Writing competence is a necessary skill for all music majors. Accurate, well-organized writing informs clear thinking and provides an essential means of effective communication with one's peers, instructors, and evaluators. The School of Music offers a wide variety of writing opportunities to improve skills, and the following standards and guidelines have been adopted:
All students are expected to write in clear, well-organized prose conforming to the standards of American English composition, including mechanics (grammar, spelling, punctuation, and capitalization), logical organization of material, clarity and economy of expression, consistency in style, and proper documentation.
The School of Music strongly encourages all students to purchase the following:
- Music Education majors will need Publication Manual of the American Psychological Association (APA) 6th edition.
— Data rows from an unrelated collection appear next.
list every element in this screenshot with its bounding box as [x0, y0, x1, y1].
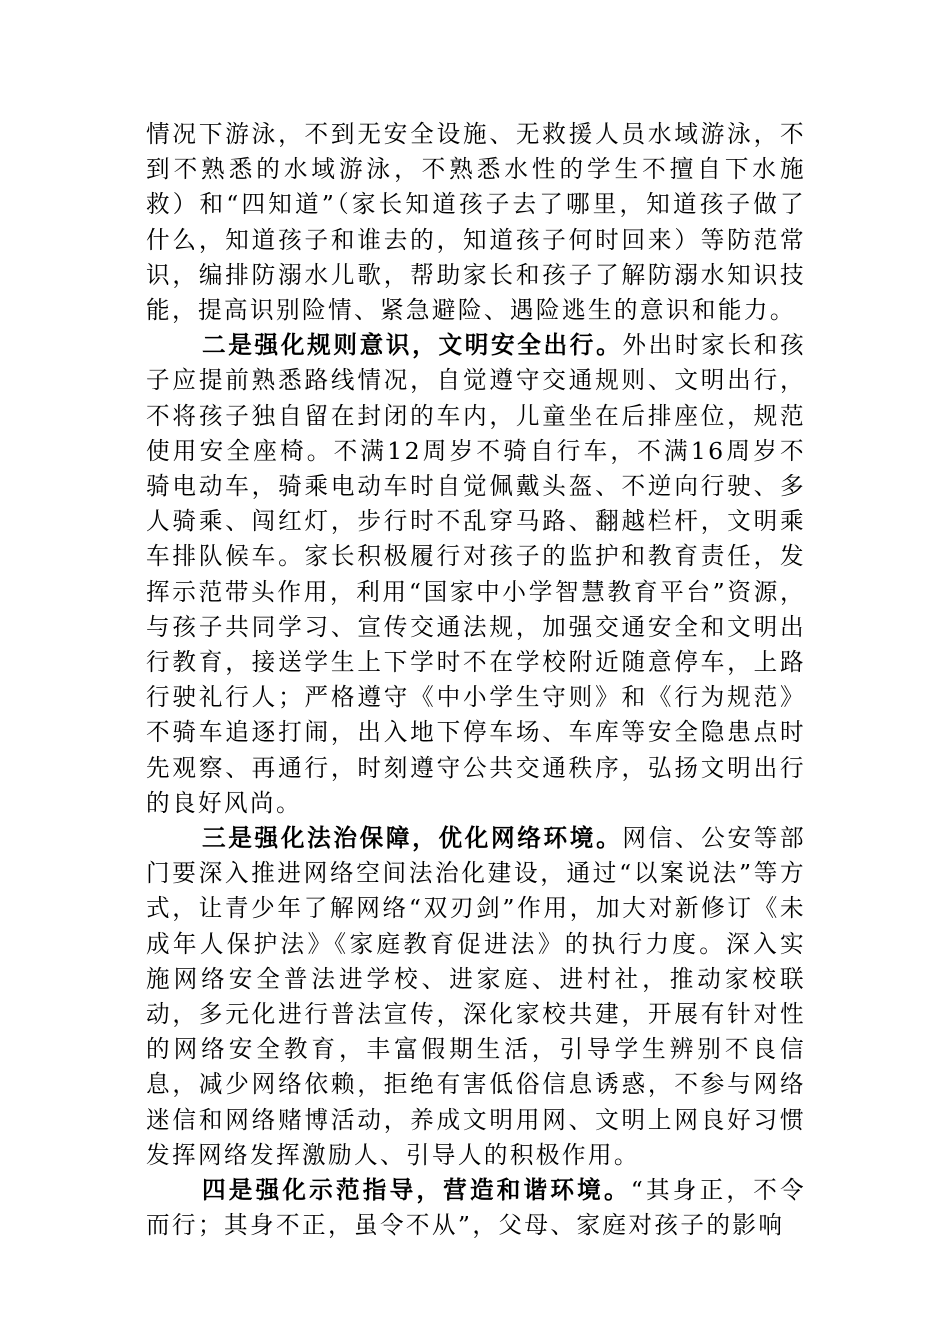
paragraph-lead: 四是强化示范指导，营造和谐环境。: [202, 1176, 631, 1205]
paragraph-traffic-safety: [146, 328, 806, 821]
paragraph-lead: 三是强化法治保障，优化网络环境。: [202, 824, 623, 853]
paragraph-body: 外出时家长和孩子应提前熟悉路线情况，自觉遵守交通规则、文明出行，不将孩子独自留在封闭的车内，儿童坐在后排座位，规范使用安全座椅。不满12周岁不骑自行车，不满16周岁不骑电动车，骑乘电动车时自觉佩戴头盔、不逆向行驶、多人骑乘、闯红灯，步行时不乱穿马路、翻越栏杆，文明乘车排队候车。家长积极履行对孩子的监护和教育责任，发挥示范带头作用，利用“国家中小学智慧教育平台”资源，与孩子共同学习、宣传交通法规，加强交通安全和文明出行教育，接送学生上下学时不在学校附近随意停车，上路行驶礼行人；严格遵守《中小学生守则》和《行为规范》不骑车追逐打闹，出入地下停车场、车库等安全隐患点时先观察、再通行，时刻遵守公共交通秩序，弘扬文明出行的良好风尚。: [146, 331, 806, 817]
paragraph-body: “其身正，不令而行；其身不正，虽令不从”，父母、家庭对孩子的影响: [146, 1176, 806, 1240]
paragraph-lead: 二是强化规则意识，文明安全出行。: [202, 331, 623, 360]
paragraph-network-environment: [146, 821, 806, 1173]
paragraph-body: 情况下游泳，不到无安全设施、无救援人员水域游泳，不到不熟悉的水域游泳，不熟悉水性的学生不擅自下水施救）和“四知道”（家长知道孩子去了哪里，知道孩子做了什么，知道孩子和谁去的，知道孩子何时回来）等防范常识，编排防溺水儿歌，帮助家长和孩子了解防溺水知识技能，提高识别险情、紧急避险、遇险逃生的意识和能力。: [146, 120, 806, 325]
paragraph-body: 网信、公安等部门要深入推进网络空间法治化建设，通过“以案说法”等方式，让青少年了解网络“双刃剑”作用，加大对新修订《未成年人保护法》《家庭教育促进法》的执行力度。深入实施网络安全普法进学校、进家庭、进村社，推动家校联动，多元化进行普法宣传，深化家校共建，开展有针对性的网络安全教育，丰富假期生活，引导学生辨别不良信息，减少网络依赖，拒绝有害低俗信息诱惑，不参与网络迷信和网络赌博活动，养成文明用网、文明上网良好习惯发挥网络发挥激励人、引导人的积极作用。: [146, 824, 806, 1169]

- All other writing requires the most recent edition of The Chicago Manual of Style or Turabian's A Manual for Writers of Research Papers, Theses and Dissertations
All major assignments must be typed, double-spaced, and error-free, with proper footnote and bibliographic style.
The graduate core curriculum includes writing-intensive courses (including Research & Writing in Music, Music History period courses, and Analytical Techniques I) that require essay exams, expository writing and final term papers. Many elective courses require term papers, essays, position papers, and book and article reports. Various majors have their own writing requirements for specific courses as well.
Most programs require a final written Thesis, abstract, or document. The written comprehensive examination required of all graduate students includes essay questions that are analyzed for mechanics as well as content.
The School of Music follows the policies and procedures on academic ethics as detailed in the Graduate Student Handbook.
"Plagiarism is defined as the process of stealing or passing off as one's own the ideas or words of another, or presenting as one's own an idea or product which is derived from an existing source." (Graduate Student Handbook)
Evidence of Plagiarism may result in the lowering of a course grade, removal of Graduate Assistantships, or suspension from the university.